Saturday, April 21, 2018

Happy Birthday William Gilmore Simms

 simms

“To write from a people is to write a people—to make them live—to endow them with a life and a name—to preserve them with a history forever.”
–W.G. Simms

The great Southern writer William Gilmore Simms was born on this day in 1806. Unlike the more famous Southern writer, the short-lived Edgar Allen Poe, Simms wrote voluminously and in every literary form: short story, novel, poetry, criticism, essay, history, and biography. Though his work has sometimes been considered uneven in quality, he often wrote superbly. Poe said that Simms was one of the best American writers of the time and that if he had had the self-promotion machinery of the New England literati his name would be a household word.
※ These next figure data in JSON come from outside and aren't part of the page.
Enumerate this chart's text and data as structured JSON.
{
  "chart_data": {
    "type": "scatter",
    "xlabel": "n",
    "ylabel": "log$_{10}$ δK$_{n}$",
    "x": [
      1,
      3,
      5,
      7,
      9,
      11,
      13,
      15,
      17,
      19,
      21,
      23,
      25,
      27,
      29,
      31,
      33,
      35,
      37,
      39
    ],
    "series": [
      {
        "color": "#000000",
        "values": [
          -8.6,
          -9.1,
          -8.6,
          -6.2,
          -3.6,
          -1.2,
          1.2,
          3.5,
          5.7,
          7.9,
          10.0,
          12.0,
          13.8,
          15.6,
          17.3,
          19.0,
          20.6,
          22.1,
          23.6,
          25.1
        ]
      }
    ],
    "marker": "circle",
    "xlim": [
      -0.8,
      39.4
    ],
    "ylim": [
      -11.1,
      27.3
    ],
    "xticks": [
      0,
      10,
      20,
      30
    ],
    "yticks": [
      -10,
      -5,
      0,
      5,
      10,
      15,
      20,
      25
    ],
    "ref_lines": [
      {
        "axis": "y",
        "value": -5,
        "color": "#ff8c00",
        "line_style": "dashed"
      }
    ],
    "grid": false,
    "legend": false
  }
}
Although he was widely read and admired in his time in Europe and the North, Simms was for a long time after the War between the States dismissed as a mere Southern and second-rate writer; he remains today unrepresented in “mainstream” anthologies of the best American literature. Interestingly, in his own time the Northeastern critics who have dominated American literary discussion considered Simms to be distastefully racy and realistic. Later, when “realism” became the fashion, they labeled him as too romantic and “genteel.” In recent years, a handful of devoted and talented scholars have been forcing out a more just recognition of Simms’s stature and achievements. The ignoring and downplaying of Simms’s stature in American literature has been referred to as “intellectual murder.”